One Weird Star Starts Acting Like Another
02.21.08
There’s a lot of strange stuff in outer space. But of all the bizarre objects out there, one of the weirdest would be a neutron star. These objects form when the core of a huge star stops producing energy. Gravity collapses the core to form a neutron star. The rest of the star blows up in a stupendously powerful explosion called a supernova.
Neutron stars are unlike anything found on Earth. These objects pack about one to two Suns worth of material into a ball no larger than New York City. A few cups of neutron star stuff would outweigh Mount Everest, the highest mountain on Earth!
For years, astronomers have known that some neutron stars emit regular pulses. They essentially go beep-beep-beep-beep-beep, and so on, with a perfectly regular spacing between each beep. These neutron stars are known as pulsars, for their pulsing signals. Pulsars spin very rapidly, and it’s this rapid spin that provides the energy for their pulses.

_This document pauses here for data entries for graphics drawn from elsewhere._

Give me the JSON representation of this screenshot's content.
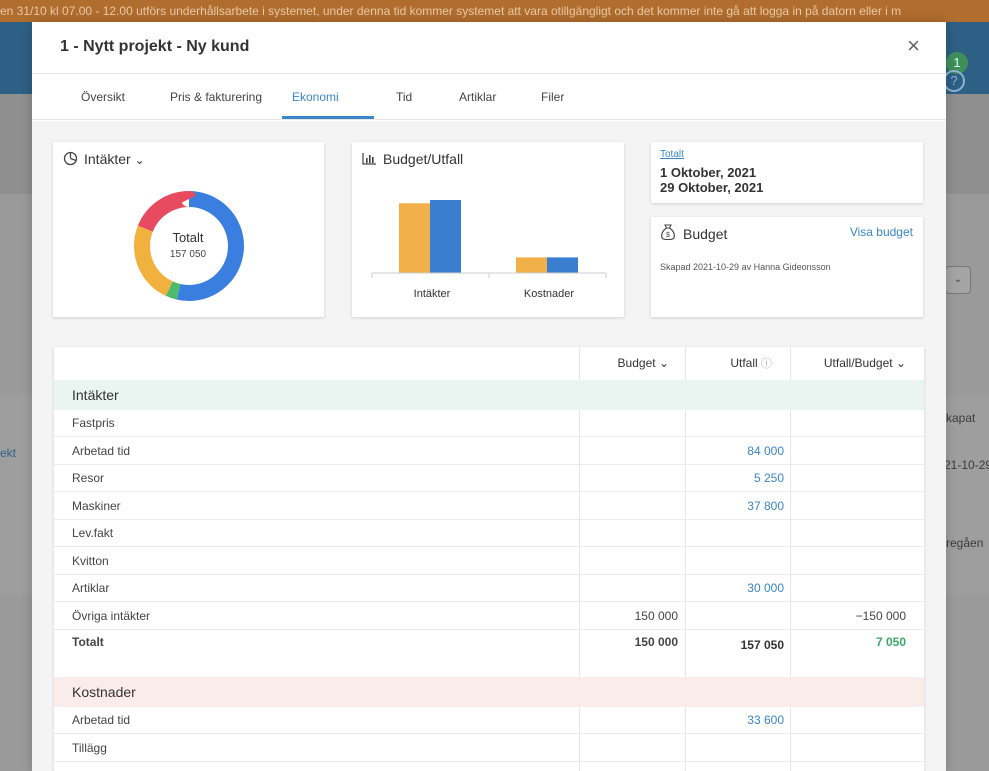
{
  "background": {
    "banner_text": "en 31/10 kl 07.00 - 12.00 utförs underhållsarbete i systemet, under denna tid kommer systemet att vara otillgängligt och det kommer inte gå att logga in på datorn eller i m",
    "badge_count": "1",
    "help_icon": "question-icon",
    "table_header_fragment": "kapat",
    "row_link_fragment": "ekt",
    "row_date_fragment": "21-10-29",
    "row_text_fragment": "regåen"
  },
  "modal": {
    "title": "1 - Nytt projekt - Ny kund",
    "close_icon": "×"
  },
  "tabs": [
    {
      "label": "Översikt",
      "active": false
    },
    {
      "label": "Pris & fakturering",
      "active": false
    },
    {
      "label": "Ekonomi",
      "active": true
    },
    {
      "label": "Tid",
      "active": false
    },
    {
      "label": "Artiklar",
      "active": false
    },
    {
      "label": "Filer",
      "active": false
    }
  ],
  "income_card": {
    "title": "Intäkter",
    "chevron": "⌄",
    "center_title": "Totalt",
    "center_value": "157 050"
  },
  "budget_card": {
    "title": "Budget/Utfall"
  },
  "date_card": {
    "link": "Totalt",
    "start": "1 Oktober, 2021",
    "end": "29 Oktober, 2021"
  },
  "budget_info": {
    "title": "Budget",
    "link": "Visa budget",
    "created": "Skapad 2021-10-29 av Hanna Gideonsson"
  },
  "table": {
    "columns": [
      "Budget",
      "Utfall",
      "Utfall/Budget"
    ],
    "income_section": "Intäkter",
    "income_rows": [
      {
        "label": "Fastpris",
        "budget": "",
        "actual": "",
        "ratio": ""
      },
      {
        "label": "Arbetad tid",
        "budget": "",
        "actual": "84 000",
        "ratio": ""
      },
      {
        "label": "Resor",
        "budget": "",
        "actual": "5 250",
        "ratio": ""
      },
      {
        "label": "Maskiner",
        "budget": "",
        "actual": "37 800",
        "ratio": ""
      },
      {
        "label": "Lev.fakt",
        "budget": "",
        "actual": "",
        "ratio": ""
      },
      {
        "label": "Kvitton",
        "budget": "",
        "actual": "",
        "ratio": ""
      },
      {
        "label": "Artiklar",
        "budget": "",
        "actual": "30 000",
        "ratio": ""
      },
      {
        "label": "Övriga intäkter",
        "budget": "150 000",
        "actual": "",
        "ratio": "−150 000"
      }
    ],
    "income_total": {
      "label": "Totalt",
      "budget": "150 000",
      "actual": "157 050",
      "ratio": "7 050"
    },
    "cost_section": "Kostnader",
    "cost_rows": [
      {
        "label": "Arbetad tid",
        "budget": "",
        "actual": "33 600",
        "ratio": ""
      },
      {
        "label": "Tillägg",
        "budget": "",
        "actual": "",
        "ratio": ""
      }
    ]
  },
  "colors": {
    "accent": "#3a86c8",
    "green": "#3aa86b",
    "income_bg": "#eaf5f1",
    "cost_bg": "#fbecec",
    "bar_budget": "#f2b04a",
    "bar_actual": "#3a7fcf",
    "donut_blue": "#3a7fe0",
    "donut_green": "#4cbb6c",
    "donut_orange": "#f2b03e",
    "donut_red": "#e84a5f"
  },
  "chart_data": [
    {
      "type": "pie",
      "title": "Intäkter",
      "categories": [
        "",
        "",
        "",
        ""
      ],
      "values": [
        84000,
        5250,
        37800,
        30000
      ]
    },
    {
      "type": "bar",
      "title": "Budget/Utfall",
      "categories": [
        "Intäkter",
        "Kostnader"
      ],
      "series": [
        {
          "values": [
            150000,
            33600
          ]
        },
        {
          "values": [
            157050,
            33600
          ]
        }
      ]
    }
  ]
}
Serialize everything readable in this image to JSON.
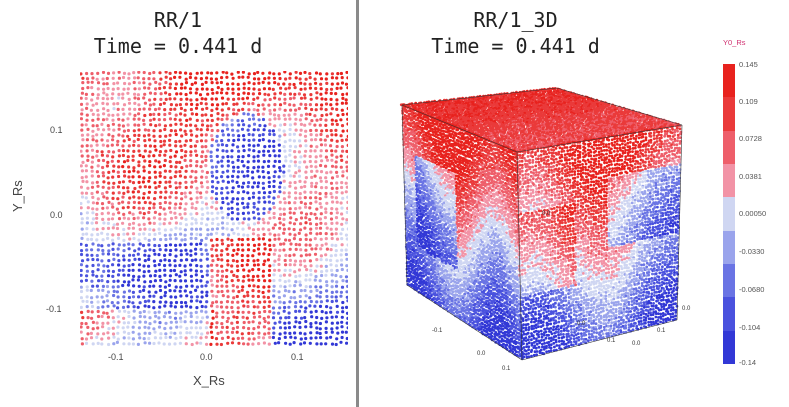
{
  "left": {
    "title": "RR/1",
    "time": "Time = 0.441 d",
    "xlabel": "X_Rs",
    "ylabel": "Y_Rs",
    "xticks": [
      "-0.1",
      "0.0",
      "0.1"
    ],
    "yticks": [
      "0.1",
      "0.0",
      "-0.1"
    ]
  },
  "right": {
    "title": "RR/1_3D",
    "time": "Time = 0.441 d",
    "cube_labels": [
      "0.0",
      "0.0",
      "0.1",
      "-0.1",
      "0.0",
      "0.1",
      "0.0",
      "0.1",
      "0.0"
    ]
  },
  "colorbar": {
    "title": "Y0_Rs",
    "labels": [
      "0.145",
      "0.109",
      "0.0728",
      "0.0381",
      "0.00050",
      "-0.0330",
      "-0.0680",
      "-0.104",
      "-0.14"
    ],
    "colors": [
      "#e8221e",
      "#ea3a3a",
      "#ee5e6a",
      "#f293a6",
      "#cfd6f2",
      "#9aa4ec",
      "#6a74e4",
      "#4a52de",
      "#3238d6"
    ]
  }
}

In the 1990s, astronomers discovered a different kind of neutron star. These objects spin slower than pulsars. Because they spin slower, they must be drawing most of their energy from a different kind of source. This source is magnetism. Magnetars are the most magnetic known objects in the entire universe! Their magnetic fields are so powerful that they could kill a human being many thousands of miles away.
Until now, pulsars and magnetars seemed to form two separate classes. A neutron star was either a pulsar or a magnetar, but not both. But using NASA’s Rossi X-ray Timing Explorer (RXTE), astronomers have found a neutron star that seems to share characteristics of both types.
This neutron star is known as PSR J1846-0258. “PSR” is short for “pulsar,” and the numbers stand for its sky location in the constellation Aquila. For years, PSR J1846 seemed like an ordinary pulsar, beeping three times per second as it spins on its axis.
But a team of Canadian and American astronomers led by Fotis Gavriil of NASA’s Goddard Space Flight Center in Greenbelt, Md., decided to take a closer look at this pulsar. They realized that RXTE observed this pulsar in 2006, but nobody had looked at the observations in detail. When Gavriil and his colleagues studied these observations, they realized that PSR J1846 gave off five huge outbursts of energy. Four of these bursts occurred on May 31, 2006, and the other on July 27, 2006. Each of these flares lasted less than one second, yet they unleashed the energy of tens of thousands of Suns!
Regular pulsars have never been seen to produce such violent bursts of energy. But magnetars generate them frequently. So Gavriil and his team have found a pulsar that produces outbursts like those generated by magnetars. "We are watching one type of neutron star literally change into another right before our very eyes. This is a long-sought missing link between different types of pulsars," says Gavriil.
"Young, fast-spinning pulsars were not thought to have enough magnetic energy to generate such powerful bursts," says team member Marjorie Gonzalez, who is now based at the University of British Columbia in Vancouver, Canada. "Here’s a normal pulsar that’s acting like a magnetar."
Astronomers know that PSR J1846 is very young. It is no more than 884 years old, which is very young compared to most objects in the universe. Astronomers used to think that a neutron star was either a magnetar or a pulsar. But this discovery suggests that maybe magnetars are just a phase of a neutron star’s life cycle. In other words, maybe a neutron star starts off as a magnetar, but that it doesn’t start producing outbursts until its several hundred years old. It acts like a magnetar for perhaps a few thousand years, and then it settles down and becomes a pulsar.